Worked with Patrick to get the example code working with system.net.httpClient()
- we had to move the username/password to the actual post
call, instead of calling it on the client - Java’s HTTPClient only returns authentication if the server returns a specific WWW-Authenticate
header. If you specify a username and password on the actual request, it’ll get parsed into a (basic auth) Authentication
header for you.
# import shutil
"""
Sample project for OCRWebService.com (REST API).
Extract text from scanned images and PDF documents and convert into editable formats.
Please create new account with ocrwebservice.com via http://www.ocrwebservice.com/account/signup and get license code
"""
# Provide your username and license code
LicenseCode = '<username>'
UserName = 'license code'
"""
You should specify OCR settings. See full description http://www.ocrwebservice.com/service/restguide
Input parameters:
[language] - Specifies the recognition language.
This parameter can contain several language names separated with commas.
For example "language=english,german,spanish".
Optional parameter. By default:english
[pagerange] - Enter page numbers and/or page ranges separated by commas.
For example "pagerange=1,3,5-12" or "pagerange=allpages".
Optional parameter. By default:allpages
[tobw] - Convert image to black and white (recommend for color image and photo).
For example "tobw=false"
Optional parameter. By default:false
[zone] - Specifies the region on the image for zonal OCR.
The coordinates in pixels relative to the left top corner in the following format: top:left:height:width.
This parameter can contain several zones separated with commas.
For example "zone=0:0:100:100,50:50:50:50"
Optional parameter.
[outputformat] - Specifies the output file format.
Can be specified up to two output formats, separated with commas.

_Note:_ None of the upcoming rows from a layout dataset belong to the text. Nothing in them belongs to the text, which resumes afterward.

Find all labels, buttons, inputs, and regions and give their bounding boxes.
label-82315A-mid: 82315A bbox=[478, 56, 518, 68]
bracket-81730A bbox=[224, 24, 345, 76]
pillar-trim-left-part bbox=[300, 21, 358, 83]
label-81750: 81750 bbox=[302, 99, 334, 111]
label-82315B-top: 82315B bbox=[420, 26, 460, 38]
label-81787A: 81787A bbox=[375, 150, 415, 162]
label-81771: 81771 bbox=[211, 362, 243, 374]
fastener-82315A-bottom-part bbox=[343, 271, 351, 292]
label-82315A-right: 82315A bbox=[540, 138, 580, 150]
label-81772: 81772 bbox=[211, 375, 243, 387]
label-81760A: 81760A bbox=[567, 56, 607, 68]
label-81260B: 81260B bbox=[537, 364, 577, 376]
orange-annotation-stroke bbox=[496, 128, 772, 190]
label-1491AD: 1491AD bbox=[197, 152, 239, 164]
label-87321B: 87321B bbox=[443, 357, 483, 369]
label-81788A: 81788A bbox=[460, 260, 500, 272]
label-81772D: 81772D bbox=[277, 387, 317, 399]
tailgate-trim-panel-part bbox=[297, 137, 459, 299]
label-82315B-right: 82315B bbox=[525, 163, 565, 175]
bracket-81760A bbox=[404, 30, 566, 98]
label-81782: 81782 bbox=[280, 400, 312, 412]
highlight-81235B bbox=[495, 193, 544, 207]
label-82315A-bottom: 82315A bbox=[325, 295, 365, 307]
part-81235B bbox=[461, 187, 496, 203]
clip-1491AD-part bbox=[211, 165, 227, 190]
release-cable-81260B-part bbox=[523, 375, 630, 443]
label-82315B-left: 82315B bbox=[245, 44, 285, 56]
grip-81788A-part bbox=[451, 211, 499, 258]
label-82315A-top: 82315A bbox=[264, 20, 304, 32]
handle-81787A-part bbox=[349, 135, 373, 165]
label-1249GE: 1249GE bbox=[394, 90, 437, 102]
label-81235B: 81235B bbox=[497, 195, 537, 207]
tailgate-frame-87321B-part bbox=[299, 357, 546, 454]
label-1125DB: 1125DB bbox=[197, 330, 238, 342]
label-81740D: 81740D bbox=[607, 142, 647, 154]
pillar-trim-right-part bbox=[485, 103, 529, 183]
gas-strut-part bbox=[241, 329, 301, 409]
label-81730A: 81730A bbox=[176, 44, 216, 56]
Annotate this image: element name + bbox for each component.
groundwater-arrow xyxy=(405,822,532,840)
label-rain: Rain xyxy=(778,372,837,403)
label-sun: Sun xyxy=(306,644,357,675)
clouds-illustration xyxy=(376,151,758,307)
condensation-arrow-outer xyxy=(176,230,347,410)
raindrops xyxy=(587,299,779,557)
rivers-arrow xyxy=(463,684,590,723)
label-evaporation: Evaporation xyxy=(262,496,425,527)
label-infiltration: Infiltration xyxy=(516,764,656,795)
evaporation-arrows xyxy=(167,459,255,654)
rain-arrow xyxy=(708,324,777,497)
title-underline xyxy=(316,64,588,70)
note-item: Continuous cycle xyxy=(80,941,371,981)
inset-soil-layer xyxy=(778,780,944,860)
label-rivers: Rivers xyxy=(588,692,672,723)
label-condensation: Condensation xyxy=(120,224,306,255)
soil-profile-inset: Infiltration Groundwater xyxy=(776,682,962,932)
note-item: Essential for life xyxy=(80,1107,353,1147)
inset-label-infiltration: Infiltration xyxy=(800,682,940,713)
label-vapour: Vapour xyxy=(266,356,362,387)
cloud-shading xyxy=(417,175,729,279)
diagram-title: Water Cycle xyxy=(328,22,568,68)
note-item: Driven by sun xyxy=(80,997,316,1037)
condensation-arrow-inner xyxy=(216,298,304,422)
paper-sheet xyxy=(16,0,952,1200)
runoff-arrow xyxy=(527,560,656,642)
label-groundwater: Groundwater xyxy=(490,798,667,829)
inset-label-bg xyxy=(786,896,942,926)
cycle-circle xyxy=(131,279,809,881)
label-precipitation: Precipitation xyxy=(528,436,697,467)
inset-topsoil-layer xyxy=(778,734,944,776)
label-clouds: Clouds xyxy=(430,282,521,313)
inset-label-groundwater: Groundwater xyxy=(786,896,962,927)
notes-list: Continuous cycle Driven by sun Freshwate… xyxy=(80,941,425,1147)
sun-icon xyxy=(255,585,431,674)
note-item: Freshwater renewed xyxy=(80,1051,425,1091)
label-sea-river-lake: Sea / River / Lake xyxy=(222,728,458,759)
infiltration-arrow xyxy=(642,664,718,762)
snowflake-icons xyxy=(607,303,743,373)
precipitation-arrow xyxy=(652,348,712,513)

For example "outputformat=pdf,txt"
Optional parameter. By default:doc
[gettext] - Specifies that extracted text will be returned.
For example "tobw=true"
Optional parameter. By default:false
[description] - Specifies your task description. Will be returned in response.
Optional parameter.
!!!! For getting result you must specify "gettext" or "outputformat" !!!!
"""
# Build your OCR:
# Extract text with English language by default
RequestUrl = "https://www.ocrwebservice.com/restservices/processDocument?gettext=true";
client = system.net.httpClient()
# Extract text with English and german language using zonal OCR
#RequestUrl = 'http://www.ocrwebservice.com/restservices/processDocument?language=english,german&zone=0:0:600:400,500:1000:150:400';
# Convert first 5 pages of multipage document into doc and txt
# RequestUrl = 'http://www.ocrwebservice.com/restservices/processDocument?language=english&pagerange=1-5&outputformat=doc,txt';
#Full path to uploaded document
FilePath = "C:\\test_image.jpg"
r = client.post(RequestUrl, file=FilePath, username=UserName, password=LicenseCode)
if r.statusCode == 401:
#Please provide valid username and license code
print("Unauthorized request")
exit()
# Decode Output response
jobj = r.json
ocrError = str(jobj["ErrorMessage"])
if ocrError != '':
#Error occurs during recognition
print ("Recognition Error: " + ocrError)
exit()
# Task description
print("Task Description:" + str(jobj["TaskDescription"]))
# Available pages
print("Available Pages:" + str(jobj["AvailablePages"]))
# Processed pages
print("Processed Pages:" + str(jobj["ProcessedPages"]))
# For zonal or multipage OCR: OCRText[z][p] z - zone, p - pages
# Extracted text from first or single page
# print("Extracted Text:" + str(jobj["OCRText"][0][0]))
# Extracted text from second page (if multipage doc converted)
#print("Extracted Text:" + str(jobj["OCRText"][0][1]))
# Get extracted text from First zone for each page
# print("Zone 1 Page 1 Text:" + str(jobj["OCRText"][0][0]))
# print("Zone 1 Page 2 Text:" + str(jobj["OCRText"][0][1]))
# Get extracted text from Second zone for each page
#print("Zone 2 Page 1 Text:" + str(jobj["OCRText"][1][0]))
#print("Zone 2 Page 2 Text:" + str(jobj["OCRText"][1][1]))
#Download output file (if outputformat was specified)
system.file.writeFile("outputDoc.doc", client.get(jobj["OutputFileUrl"]).body)
#file_response = requests.get(jobj["OutputFileUrl"], stream=True)
#with open("outputDoc.doc", 'wb') as output_file:
# shutil.copyfileobj(file_response.raw, output_file)